Structural Biology, Walter and Eliza Hall Institute
○Thomas PJ Garrett Trevor Huyton Cindy S Luo Mei-zhen Lou Jian-guo Zhang Douglas J Hilton Nicos A Nicola
The gp130/IL-6 family form the largest known cooperative group of cytokines and receptors, and these molecules act in a wide variety of cell types, including embryonic stem cells, neurones, bone, muscle and breast epithelium. Cell signalling is usually initiated by the cytokine first binding a cytokine-specific non-signalling receptor. Next, signalling subunits are recruited into a high affinity cell-surface complex of between 3 and 6 molecules. In this family, signalling occurs via two distinct mechanisms. Some cytokines, such as IL-6 and IL-11, are capable of signalling via the gp130 receptor alone. However, most require a second signal receptor, such as the leukemia inhibitory factor receptor (LIFR). Questions still remain about the specificity of these multifunctional cytokines and how cytokine-specific signals can be transmitted by relatively few signalling molecules.

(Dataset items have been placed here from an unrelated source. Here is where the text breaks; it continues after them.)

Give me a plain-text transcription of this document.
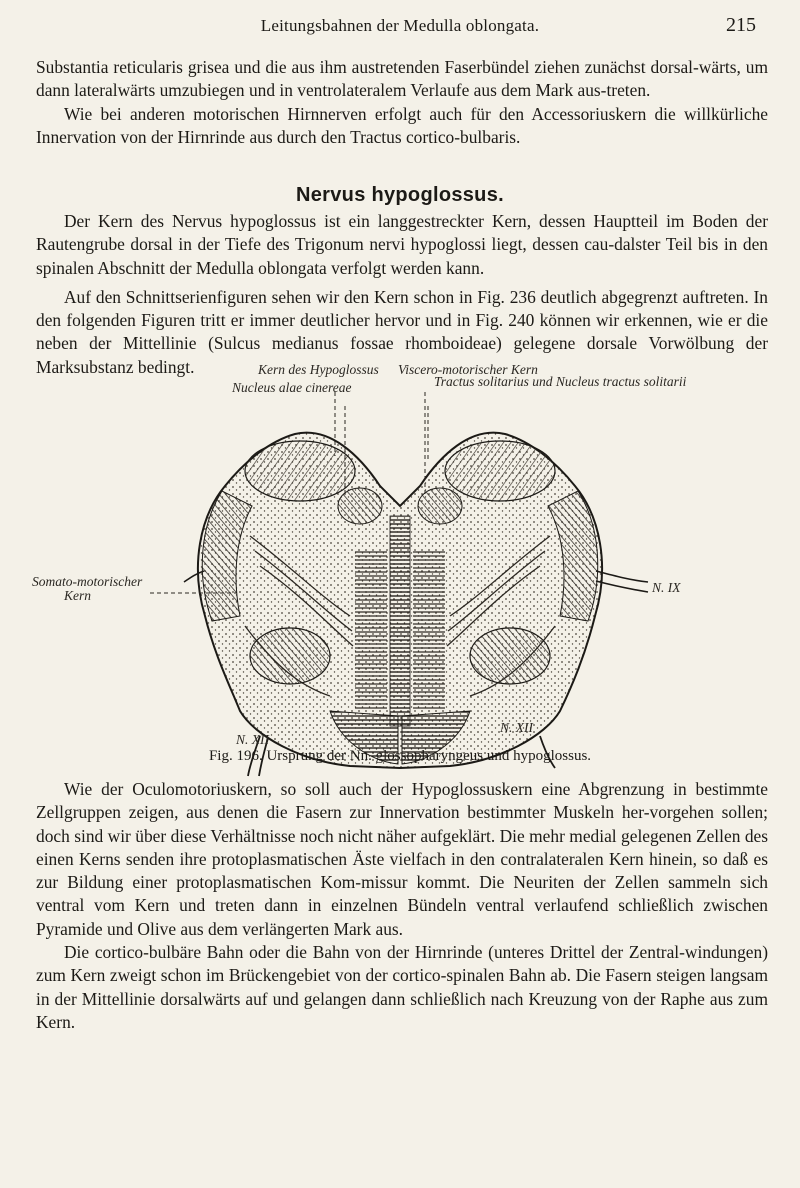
Leitungsbahnen der Medulla oblongata.	215

Substantia reticularis grisea und die aus ihm austretenden Faserbündel ziehen zunächst dorsal-wärts, um dann lateralwärts umzubiegen und in ventrolateralem Verlaufe aus dem Mark aus-treten.

Wie bei anderen motorischen Hirnnerven erfolgt auch für den Accessoriuskern die willkürliche Innervation von der Hirnrinde aus durch den Tractus cortico-bulbaris.

Nervus hypoglossus.

Der Kern des Nervus hypoglossus ist ein langgestreckter Kern, dessen Hauptteil im Boden der Rautengrube dorsal in der Tiefe des Trigonum nervi hypoglossi liegt, dessen cau-dalster Teil bis in den spinalen Abschnitt der Medulla oblongata verfolgt werden kann.

Auf den Schnittserienfiguren sehen wir den Kern schon in Fig. 236 deutlich abgegrenzt auftreten. In den folgenden Figuren tritt er immer deutlicher hervor und in Fig. 240 können wir erkennen, wie er die neben der Mittellinie (Sulcus medianus fossae rhomboideae) gelegene dorsale Vorwölbung der Marksubstanz bedingt.	Kern des Hypoglossus Viscero-motorischer Kern
Nucleus alae cinereae	Tractus solitarius und Nucleus tractus solitarii
Somato-motorischer
Kern
N. IX
N. XII
N. XII
Fig. 196. Ursprung der Nn. glossopharyngeus und hypoglossus.

Wie der Oculomotoriuskern, so soll auch der Hypoglossuskern eine Abgrenzung in bestimmte Zellgruppen zeigen, aus denen die Fasern zur Innervation bestimmter Muskeln her-vorgehen sollen; doch sind wir über diese Verhältnisse noch nicht näher aufgeklärt. Die mehr medial gelegenen Zellen des einen Kerns senden ihre protoplasmatischen Äste vielfach in den contralateralen Kern hinein, so daß es zur Bildung einer protoplasmatischen Kom-missur kommt. Die Neuriten der Zellen sammeln sich ventral vom Kern und treten dann in einzelnen Bündeln ventral verlaufend schließlich zwischen Pyramide und Olive aus dem verlängerten Mark aus.

Die cortico-bulbäre Bahn oder die Bahn von der Hirnrinde (unteres Drittel der Zentral-windungen) zum Kern zweigt schon im Brückengebiet von der cortico-spinalen Bahn ab. Die Fasern steigen langsam in der Mittellinie dorsalwärts auf und gelangen dann schließlich nach Kreuzung von der Raphe aus zum Kern.
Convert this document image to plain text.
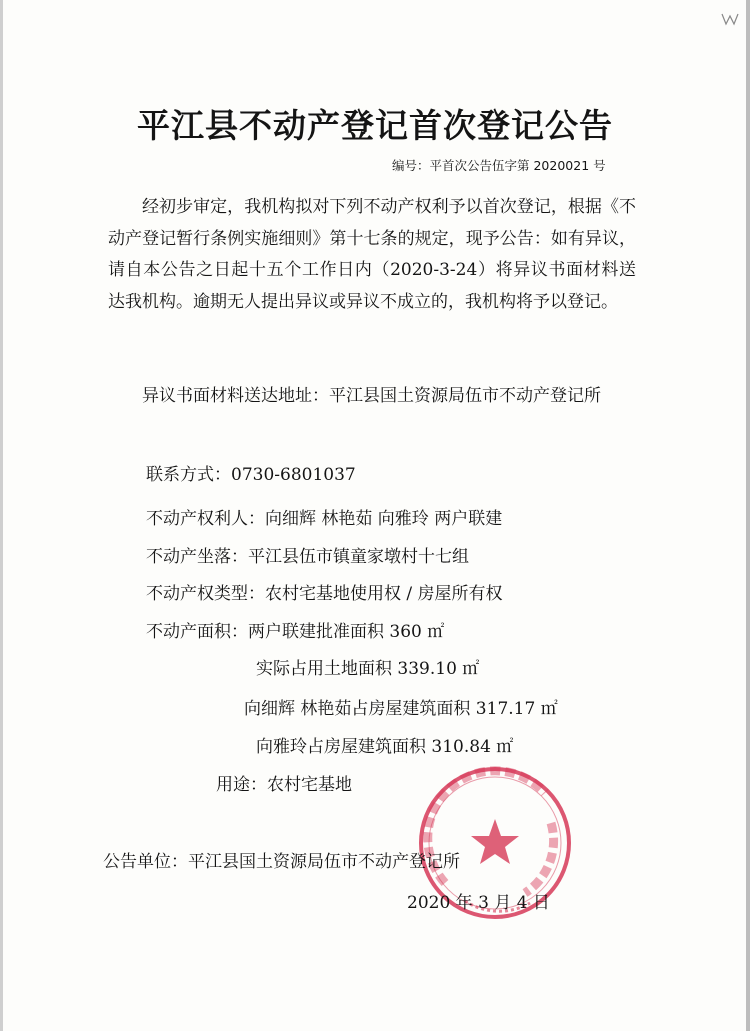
平江县不动产登记首次登记公告
编号：平首次公告伍字第 2020021 号
经初步审定，我机构拟对下列不动产权利予以首次登记，根据《不动产登记暂行条例实施细则》第十七条的规定，现予公告：如有异议，请自本公告之日起十五个工作日内（2020-3-24）将异议书面材料送达我机构。逾期无人提出异议或异议不成立的，我机构将予以登记。
异议书面材料送达地址：平江县国土资源局伍市不动产登记所
联系方式：0730-6801037
不动产权利人：向细辉 林艳茹 向雅玲 两户联建
不动产坐落：平江县伍市镇童家墩村十七组
不动产权类型：农村宅基地使用权 / 房屋所有权
不动产面积：两户联建批准面积 360 ㎡
实际占用土地面积 339.10 ㎡
向细辉 林艳茹占房屋建筑面积 317.17 ㎡
向雅玲占房屋建筑面积 310.84 ㎡
用途：农村宅基地
公告单位：平江县国土资源局伍市不动产登记所
2020 年 3 月 4 日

We have determined the crystal structure of the LIR:LIFR complex at 4.3 A resolution which shows a novel contact between the cytokine and an immunoglobulin-like domain of the receptor. This structure is the largest fragment to date of a cytokine receptor and, in combination with previously determined structures and EM studies, it enables us to build an accurate model of the high-affinity heteromeric signalling complex. This structure also reveals how LIF can act a master cytokine and modulate the activity of other cytokines in this family.